# Brand new apprentice



## silentasknight (Sep 7, 2010)

Hi, I just got into the union. I recieved my letter last week and tommorrow I have my meeting at the hall to figure out what is happening. I haved worked for a small company (ten people) for the last 4 years. Since I got out of high school. I mostly do custom residential 70% and about 30% commercial. I know that is about to change. Does anyone have any advice on what I should be expecting or what I will be expected to do? Or any advice in general.


----------



## HackWork (Oct 2, 2009)

I got one piece of advice that stems from an apprentice who pissed me off today: KEEP WORKING. 

Even if everyone else seems to be standing around, as an apprentice you should be working. 

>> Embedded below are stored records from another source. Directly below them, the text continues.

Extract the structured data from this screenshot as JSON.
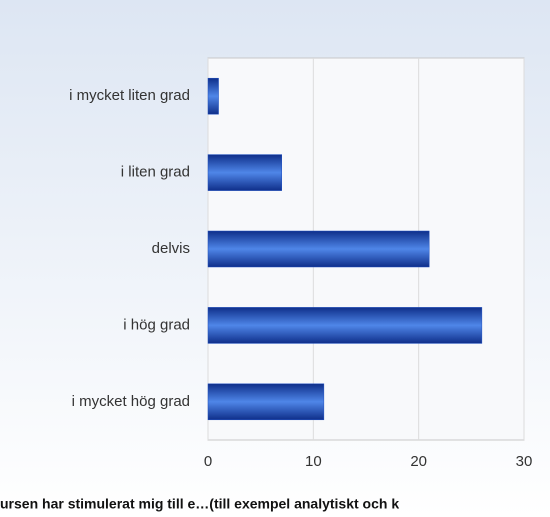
{
  "chart_data": {
    "type": "bar",
    "orientation": "horizontal",
    "title": "ursen har stimulerat mig till e…(till exempel analytiskt och k",
    "categories": [
      "i mycket liten grad",
      "i liten grad",
      "delvis",
      "i hög grad",
      "i mycket hög grad"
    ],
    "values": [
      1,
      7,
      21,
      26,
      11
    ],
    "color": "#1f4fc0",
    "xlim": [
      0,
      30
    ],
    "xticks": [
      0,
      10,
      20,
      30
    ],
    "grid": true
  }
}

The best thing an apprentice can do is stay a step ahead of his journeyman and keep busy. I don't want to have to tell an apprentice to go pick up that garbage or go get me something that he knows we are going to need.


----------



## nitro71 (Sep 17, 2009)

If you really have that much experience you'll probably be given free reign by a company after a bit of crap work to do small projects with minimal supervision. Just get in the union and go with it. Don't sweat if you're doing crap work for a while. Tough it out. You sound young? 4-6 years in and you'll be a JW in the union. Apprentices usually stay busy and get paid pretty darn well. Just trying to say don't get burnt out if you are doing work below you. Just roll with it if you can.


----------



## Jlarson (Jun 28, 2009)

silentasknight said:


> Hi, I just got into the union. I recieved my letter last week and tommorrow I have my meeting at the hall to figure out what is happening. I haved worked for a small company (ten people) for the last 4 years. Since I got out of high school. I mostly do custom residential 70% and about 30% commercial. I know that is about to change. Does anyone have any advice on what I should be expecting or what I will be expected to do? Or any advice in general.


- no cell phone
- be observant and learn
- clean up stuff
- ALWAYS be doing something
- be ready to run parts and stuff like that
- Have a good attitude

That's all I got right now


----------



## JohnJ0906 (Jan 22, 2007)

HackWork said:


> I got one piece of advice that stems from an apprentice who pissed me off today: KEEP WORKING.
> 
> Even if everyone else seems to be standing around, as an apprentice you should be working.
> 
> The best thing an apprentice can do is stay a step ahead of his journeyman and keep busy. I don't want to have to tell an apprentice to go pick up that garbage or go get me something that he knows we are going to need.


I fully agree.


----------



## silentasknight (Sep 7, 2010)

Thanks guys. I start school on tuesday. I have to talk to my boss about how much notice he wants before I go. Then I will find out when I start in a union shop.


----------



## brian john (Mar 11, 2007)

silentasknight said:


> Thanks guys. I start school on tuesday. I have to talk to my boss about how much notice he wants before I go. Then I will find out when I start in a union shop.


In PA you might not start for a while.


----------



## slickvic277 (Feb 5, 2009)

silentasknight said:


> Hi, I just got into the union. I recieved my letter last week and tommorrow I have my meeting at the hall to figure out what is happening. I haved worked for a small company (ten people) for the last 4 years. Since I got out of high school. I mostly do custom residential 70% and about 30% commercial. I know that is about to change. Does anyone have any advice on what I should be expecting or what I will be expected to do? Or any advice in general.



What Local??


----------



## silentasknight (Sep 7, 2010)

Chester union 654


----------



## nitro71 (Sep 17, 2009)

See if you can keep working and goto school.


----------



## slickvic277 (Feb 5, 2009)

silentasknight said:


> Chester union 654



Hmmmm. Good luck, I understand there very slow right now, although excepting a new class is a good thing.:thumbsup:


----------



## silentasknight (Sep 7, 2010)

Yeah that is the plan. They said I can stay with my boss until they have steady work for me. And go to school at the same time. Sounds like a good deal to me. i have to shell out 500 bucks for books, but for free schooling you can't beat it. Hopefully they put me to work soon. I want to get those 8,000 hours so I can make full rate.


----------



## ekim90 (Sep 20, 2010)

Whats the average salary of a Union worker?


----------



## miller_elex (Jan 25, 2008)

ekim90 said:


> Whats the average salary of a Union worker?


Do you want me to include or exclude unenjoyment?

Seriously though, here the non-union has had it twice as bad the last couple years...

Right now alot of electricians are scraping by on credit cards. Anyone who says that the only people sitting at home right now are the ones who deserve to be there, is a jerk.


----------